Генрих расколдовывает Матильду, сорвав голубой цветок, и, снова утратив ее, каменеет в отчаянье. Эдда (голубой цветок, уроженка Востока, Матильда) приносит себя в жертву Генриху-камню; Генрих оборачивается звучащим деревом. Срубив дерево, Циана предает огню его и себя; Генрих оборачивается золотым овном. Эдда, Матильда, приносит его в жертву, он вновь обретает человеческий облик. Меняя облики, Генрих участвует в причудливых диалогах.

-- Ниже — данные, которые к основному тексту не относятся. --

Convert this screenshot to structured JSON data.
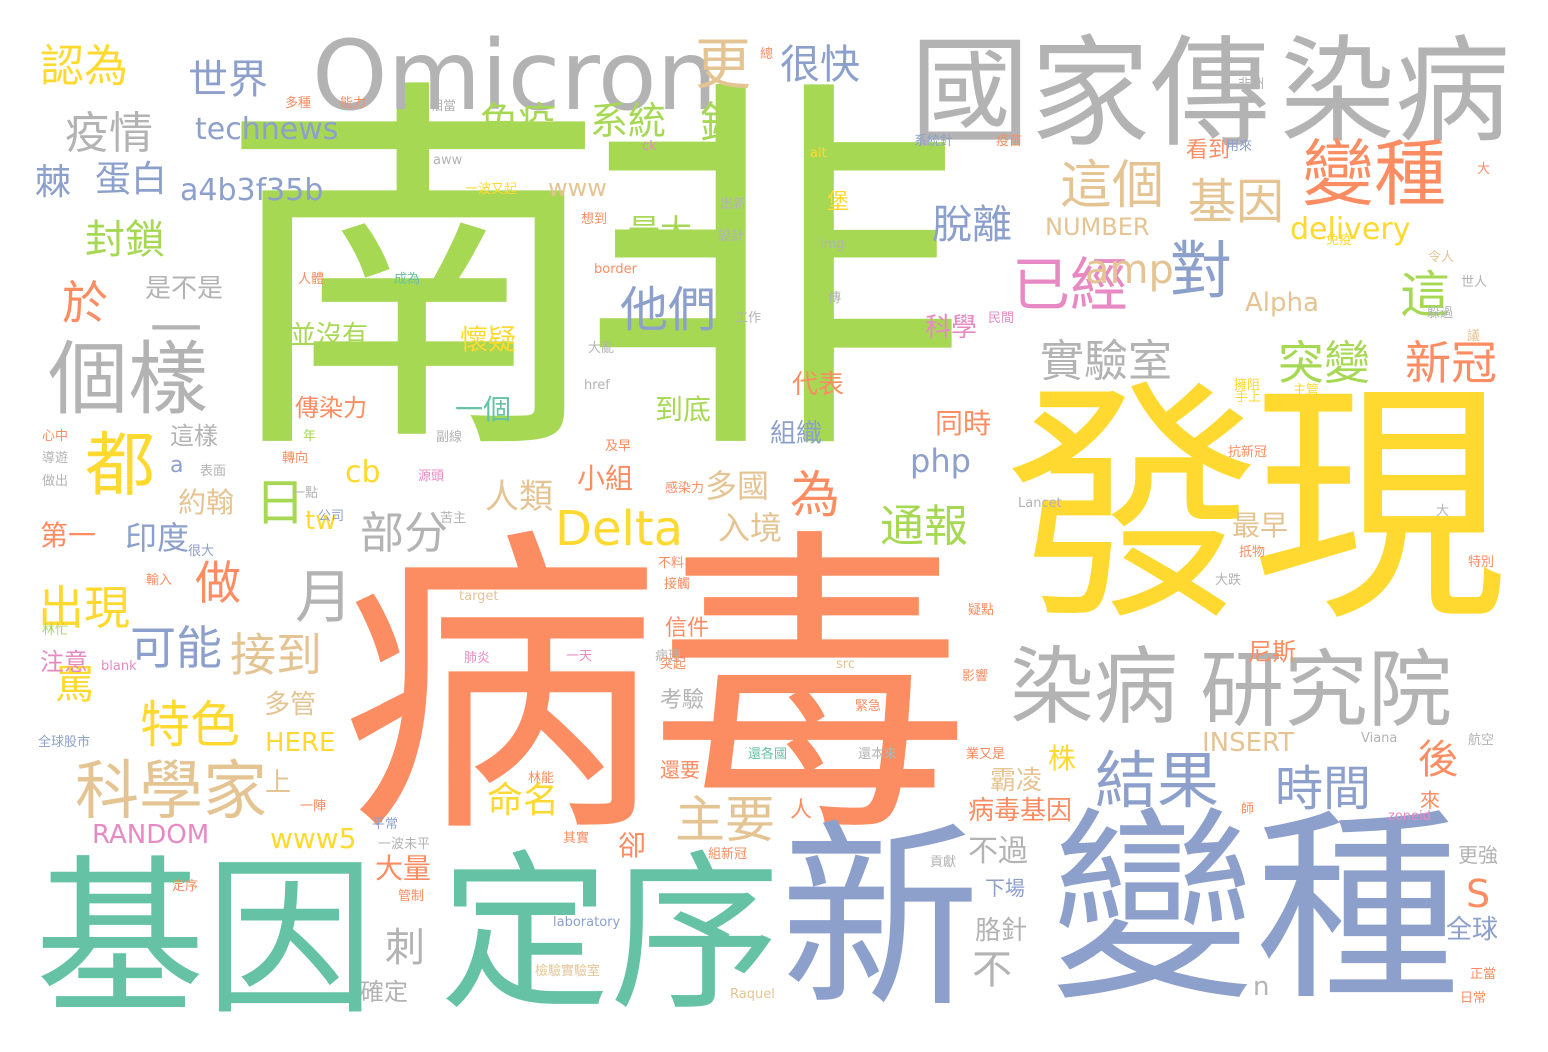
{
  "palette": {
    "green": "#a6d854",
    "orange": "#fc8d62",
    "yellow": "#ffd92f",
    "blue": "#8da0cb",
    "teal": "#66c2a5",
    "gray": "#b3b3b3",
    "pink": "#e78ac3",
    "tan": "#e5c494"
  },
  "words": {
    "w1": "南非",
    "w2": "病毒",
    "w3": "發現",
    "w4": "基因",
    "w5": "定序",
    "w6": "新",
    "w7": "變種",
    "w8": "國家傳",
    "w9": "染病",
    "w10": "Omicron",
    "w11": "變種",
    "w12": "染病",
    "w13": "研究院",
    "w14": "個樣",
    "w15": "科學家",
    "w16": "都",
    "w17": "Delta",
    "w18": "結果",
    "w19": "對",
    "w20": "已經",
    "w21": "這個",
    "w22": "基因",
    "w23": "實驗室",
    "w24": "突變",
    "w25": "新冠",
    "w26": "部分",
    "w27": "月",
    "w28": "日",
    "w29": "時間",
    "w30": "主要",
    "w31": "特色",
    "w32": "接到",
    "w33": "可能",
    "w34": "做",
    "w35": "出現",
    "w36": "於",
    "w37": "認為",
    "w38": "世界",
    "w39": "很快",
    "w40": "更",
    "w41": "疫情",
    "w42": "technews",
    "w43": "免疫",
    "w44": "系統",
    "w45": "錯",
    "w46": "蛋白",
    "w47": "a4b3f35b",
    "w48": "封鎖",
    "w49": "他們",
    "w50": "這",
    "w51": "amp",
    "w52": "通報",
    "w53": "為",
    "w54": "脫離",
    "w55": "最大",
    "w56": "delivery",
    "w57": "NUMBER",
    "w58": "www",
    "w59": "是不是",
    "w60": "並沒有",
    "w61": "懷疑",
    "w62": "傳染力",
    "w63": "一個",
    "w64": "到底",
    "w65": "代表",
    "w66": "科學",
    "w67": "組織",
    "w68": "同時",
    "w69": "php",
    "w70": "cb",
    "w71": "印度",
    "w72": "第一",
    "w73": "約翰",
    "w74": "人類",
    "w75": "多國",
    "w76": "入境",
    "w77": "tw",
    "w78": "小組",
    "w79": "罵",
    "w80": "HERE",
    "w81": "RANDOM",
    "w82": "www5",
    "w83": "命名",
    "w84": "株",
    "w85": "後",
    "w86": "病毒基因",
    "w87": "不過",
    "w88": "S",
    "w89": "INSERT",
    "w90": "Alpha",
    "w91": "全球",
    "w92": "刺",
    "w93": "不",
    "w94": "胳針",
    "w95": "大量",
    "w96": "確定",
    "w97": "卻",
    "w98": "信件",
    "w99": "尼斯",
    "w100": "最早",
    "w101": "霸凌",
    "w102": "一",
    "w103": "注意",
    "w104": "多管",
    "w105": "上",
    "w106": "還要",
    "w107": "考驗",
    "w108": "這樣",
    "w109": "a",
    "w110": "棘",
    "w111": "n",
    "w112": "堡",
    "w113": "看到",
    "w114": "人",
    "w115": "更強",
    "w116": "非洲",
    "w117": "系統針",
    "w118": "疫苗",
    "w119": "用來",
    "w120": "出新",
    "w121": "設計",
    "w122": "一波又起",
    "w123": "想到",
    "w124": "border",
    "w125": "img",
    "w126": "alt",
    "w127": "ck",
    "w128": "aww",
    "w129": "相當",
    "w130": "多種",
    "w131": "能力",
    "w132": "人體",
    "w133": "成為",
    "w134": "傳",
    "w135": "工作",
    "w136": "民間",
    "w137": "躲過",
    "w138": "大亂",
    "w139": "href",
    "w140": "擁阻",
    "w141": "心中",
    "w142": "導遊",
    "w143": "做出",
    "w144": "很大",
    "w145": "表面",
    "w146": "轉向",
    "w147": "一點",
    "w148": "公司",
    "w149": "苦主",
    "w150": "感染力",
    "w151": "及早",
    "w152": "抗新冠",
    "w153": "Lancet",
    "w154": "抵物",
    "w155": "大跌",
    "w156": "特別",
    "w157": "肺炎",
    "w158": "一天",
    "w159": "病理",
    "w160": "突起",
    "w161": "接觸",
    "w162": "不料",
    "w163": "target",
    "w164": "林忙",
    "w165": "blank",
    "w166": "src",
    "w167": "影響",
    "w168": "疑點",
    "w169": "全球股市",
    "w170": "緊急",
    "w171": "還各國",
    "w172": "還本來",
    "w173": "業又是",
    "w174": "Viana",
    "w175": "航空",
    "w176": "一陣",
    "w177": "平常",
    "w178": "一波未平",
    "w179": "其實",
    "w180": "組新冠",
    "w181": "貢獻",
    "w182": "下場",
    "w183": "zoneid",
    "w184": "師",
    "w185": "laboratory",
    "w186": "管制",
    "w187": "定序",
    "w188": "檢驗實驗室",
    "w189": "Raquel",
    "w190": "正當",
    "w191": "日常",
    "w192": "手上",
    "w193": "主管",
    "w194": "議",
    "w195": "大",
    "w196": "免疫",
    "w197": "令人",
    "w198": "世人",
    "w199": "源頭",
    "w200": "年",
    "w201": "副線",
    "w202": "總",
    "w203": "大",
    "w204": "輸入",
    "w205": "來",
    "w206": "林能"
  }
}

Генриху приносит счастье Матильда, она же уроженка Востока и Циана. Наступает отраднейшее торжество задушевности. До этого не было ничего, кроме смерти. Последняя греза увенчана явью. «Снова выступает Клингсор, он же король Атлантиды. Мать Генриха — Фантазия, отец — Разум; Шванинг — Месяц; горняк — антиквар, он же древний витязь Железо. Император Фридрих — Арктур. Снова появляется граф фон Гогенцоллерн и купцы». Все растворяется в аллегории. Камень вручен Цианой императору, но сам Генрих, оказывается, поэт, о котором ему поведали купцы в своей сказке.
Последний морок удручает блаженную страну: она все еще заворожена чередованием времен года. Генрих ниспровергает власть солнца. Написано лишь начало поэмы, которой предстояло завершить роман:
В мысли свои погружен был новый король[175].
Вспоминал он Грезу ночную свою[176], повествованье и весть.
Как он впервые тогда о цветке небесном услышал
И в прорицанье постиг мощь самовластной любви.
Кажется, все еще слышит он голос проникновенный;
Кажется, только что гость[177] был в дружелюбном кругу.
Месяц порою светил, от ветра ставни стучали,
В юной груди бушевал всепроницающий пыл.
«Эдда[178], — король произнес, — какое желанье таится
В сердце нежном твоем? Сердце болит отчего?
Молви! Помочь мы вольны, мы властвуем.
Дивным веленьем Время преобразив, счастье даруй небесам!»
«Если бы распря времен завершилась, когда бы с грядущим
И с настоящим навек прошлое переплелось,
Если бы осень с весной и с летом зима сочеталась,
Мудро могли бы вдвоем юность и старость играть,
Так что источник скорбей иссяк бы, супруг мой любимый,
Все вожделенья тогда были бы утолены».
Так рекла королева. Король красавицу обнял:
«Наших достойно небес высшее слово твое.
То, что давно на уста глубоким навеяно чувством,
Внятно, торжественно ты первая произнесла.
Где колесница? Сплотим времена быстротечного года,
Соединим времена рода людского затем».
Они отправляются на солнце и находят сначала день, потом ночь, на севере зиму, на юге лето; на востоке обретают весну, на западе осень. Они настигают юность, потом старость, былое, как и грядущее[179].
Я вверил читателю то, что запечатлелось в моей памяти и сохранилось в разрозненных черновиках моего друга. Если бы это великое начинание было осуществлено, новая поэзия обогатилась бы памятником, над которым не властно время. Я предпочел ограничиться таким сдержанным, немногословным свидетельством, чтобы не погрешить против достоверности и не привнести своих домыслов. Надеюсь, что фрагментарность этих стихов и записей не оставит читателя равнодушным, как во мне самом поврежденная картина Рафаэля или Корреджо своим уцелевшим фрагментом не вызвала бы сожаления, более трепетного.